Maya swallowed. “Liam had a girlfriend. Or a fiancée. Or something. She died four years ago under very strange circumstances.”
Asha’s blood froze.
“Died? How?”
Maya lowered her voice. “They said she drowned. But the body they found… it didn’t look like drowning. People said it was the family curse.”
Asha shook her head. “What curse?”
“For generations,” Maya said, “every man in that family loses the woman he loves. The ones who get too close… they die. Or disappear.”
Asha felt cold all over.
“You’re telling me I’m being haunted by his dead girlfriend?”
“I’m saying,” Maya whispered, “you got involved with the wrong man.”
That night, Asha didn’t sleep. She lit candles, played calming music, and told herself fear had taken control of her logic.
But at 3:17 a.m., the temperature in her apartment dropped sharply. Her breath fogged in front of her.
The candles flickered violently.
Asha froze.
From the hallway came slow, wet footsteps.
She stood up, trembling, clutching the nearest object—a heavy glass vase.
“Who’s there?” she whispered.
The footsteps stopped.
Silence swallowed the room.
Then—
“You touched what wasn’t yours.”
Asha felt the voice inside her bones. She turned slowly.

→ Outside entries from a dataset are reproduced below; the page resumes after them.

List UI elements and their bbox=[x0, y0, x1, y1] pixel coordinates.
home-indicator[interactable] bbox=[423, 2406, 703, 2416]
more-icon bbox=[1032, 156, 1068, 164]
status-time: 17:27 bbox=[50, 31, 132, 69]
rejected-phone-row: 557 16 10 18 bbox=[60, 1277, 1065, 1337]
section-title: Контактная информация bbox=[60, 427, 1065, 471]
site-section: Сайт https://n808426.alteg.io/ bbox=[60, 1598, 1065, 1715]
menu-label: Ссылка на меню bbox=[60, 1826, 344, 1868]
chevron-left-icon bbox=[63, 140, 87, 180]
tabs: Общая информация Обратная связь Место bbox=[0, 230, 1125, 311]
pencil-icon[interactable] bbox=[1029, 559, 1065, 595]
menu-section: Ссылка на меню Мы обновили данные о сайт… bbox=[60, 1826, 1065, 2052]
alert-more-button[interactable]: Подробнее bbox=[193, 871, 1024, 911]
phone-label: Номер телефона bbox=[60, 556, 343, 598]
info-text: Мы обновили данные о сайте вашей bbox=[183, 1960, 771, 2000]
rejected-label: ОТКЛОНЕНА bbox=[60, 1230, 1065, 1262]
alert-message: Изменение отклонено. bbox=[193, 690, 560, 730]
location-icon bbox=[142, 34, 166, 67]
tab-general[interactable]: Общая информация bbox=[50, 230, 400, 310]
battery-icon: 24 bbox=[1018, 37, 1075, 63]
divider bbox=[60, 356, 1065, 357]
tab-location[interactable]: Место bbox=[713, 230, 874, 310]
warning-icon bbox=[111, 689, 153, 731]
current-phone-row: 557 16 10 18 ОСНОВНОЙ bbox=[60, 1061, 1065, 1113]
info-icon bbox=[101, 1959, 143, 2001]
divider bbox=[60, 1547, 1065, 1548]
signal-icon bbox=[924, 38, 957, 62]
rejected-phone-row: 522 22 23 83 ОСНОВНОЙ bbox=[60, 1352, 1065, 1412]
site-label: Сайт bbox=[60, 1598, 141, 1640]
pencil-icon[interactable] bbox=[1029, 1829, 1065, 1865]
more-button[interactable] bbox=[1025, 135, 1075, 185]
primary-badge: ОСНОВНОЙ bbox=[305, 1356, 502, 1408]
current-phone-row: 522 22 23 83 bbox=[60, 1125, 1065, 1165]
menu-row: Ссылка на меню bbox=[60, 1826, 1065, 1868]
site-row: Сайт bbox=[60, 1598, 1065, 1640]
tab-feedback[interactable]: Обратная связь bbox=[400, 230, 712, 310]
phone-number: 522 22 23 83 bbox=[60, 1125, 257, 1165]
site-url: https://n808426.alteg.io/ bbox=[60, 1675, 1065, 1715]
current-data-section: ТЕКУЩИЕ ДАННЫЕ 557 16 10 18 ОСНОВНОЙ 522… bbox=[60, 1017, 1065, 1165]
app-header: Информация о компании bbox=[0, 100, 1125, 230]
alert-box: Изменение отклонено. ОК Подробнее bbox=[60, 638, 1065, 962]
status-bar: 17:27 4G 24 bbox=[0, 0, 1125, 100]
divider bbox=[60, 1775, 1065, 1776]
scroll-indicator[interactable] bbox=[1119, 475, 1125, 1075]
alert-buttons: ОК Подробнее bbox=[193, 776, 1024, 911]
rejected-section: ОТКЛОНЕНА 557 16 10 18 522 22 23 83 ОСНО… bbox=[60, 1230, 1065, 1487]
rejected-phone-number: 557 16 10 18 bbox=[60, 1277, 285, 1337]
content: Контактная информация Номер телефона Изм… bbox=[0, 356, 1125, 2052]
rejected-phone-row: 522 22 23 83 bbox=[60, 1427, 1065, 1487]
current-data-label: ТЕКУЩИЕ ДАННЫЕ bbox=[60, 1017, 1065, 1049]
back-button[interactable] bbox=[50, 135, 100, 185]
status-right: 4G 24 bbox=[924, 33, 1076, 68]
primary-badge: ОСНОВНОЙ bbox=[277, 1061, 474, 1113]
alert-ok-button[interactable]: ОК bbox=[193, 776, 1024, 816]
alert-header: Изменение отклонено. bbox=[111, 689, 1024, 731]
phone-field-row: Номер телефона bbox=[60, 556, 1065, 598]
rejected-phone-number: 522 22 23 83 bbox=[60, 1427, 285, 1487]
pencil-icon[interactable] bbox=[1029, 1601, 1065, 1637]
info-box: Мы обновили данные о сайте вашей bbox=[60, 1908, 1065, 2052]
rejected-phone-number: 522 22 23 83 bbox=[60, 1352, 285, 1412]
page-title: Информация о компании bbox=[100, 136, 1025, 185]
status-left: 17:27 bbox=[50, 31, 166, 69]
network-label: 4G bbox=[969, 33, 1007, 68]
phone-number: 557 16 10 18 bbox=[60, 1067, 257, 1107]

The woman stood in the living room doorway—pale, dripping, eyes hollow like two bottomless pits.
Asha stumbled backward, knocking over the table. “Please,” she cried. “I didn’t know!”
“You took my place,” the woman said, voice jagged with sorrow and rage. “You tried to replace what can never be replaced.”
“I wasn’t trying to—”
“You slept with him.”
Asha shook her head. “It was one night—I didn’t even know about you!”
The woman stepped closer. With each step, the lights flickered.
“You broke the bond,” the spirit hissed.
Asha backed against the wall. “Please… Liam should’ve told me! I didn’t do anything wrong!”
The woman stopped inches from her face.
For a moment, her expression softened—grief flickering through her hollow eyes.
“He was mine,” she whispered. “And death doesn’t change that.”
Suddenly, a rush of cold air blasted through the apartment, knocking Asha to the ground. The candles went out. Glass shattered. A deep, inhuman whisper filled the room:
“You will not take him from me.”
Asha crawled backward, heart pounding, lungs burning. She reached her front door and yanked it open—stumbling into the hallway and slamming the door behind her.
She didn’t stop running.
The next morning, Asha moved out without returning inside. She left everything—her furniture, her clothes, her photographs. None of it mattered.
She changed her number.
She quit her job.
She left the city without telling anyone where she was going.
Because now she understood.
The consequences of that night weren’t heartbreak or embarrassment.
They were supernatural.
Unavoidable.
Permanent.
Asha had slept with a man whose past was still alive—
and that past was willing to kill to keep him.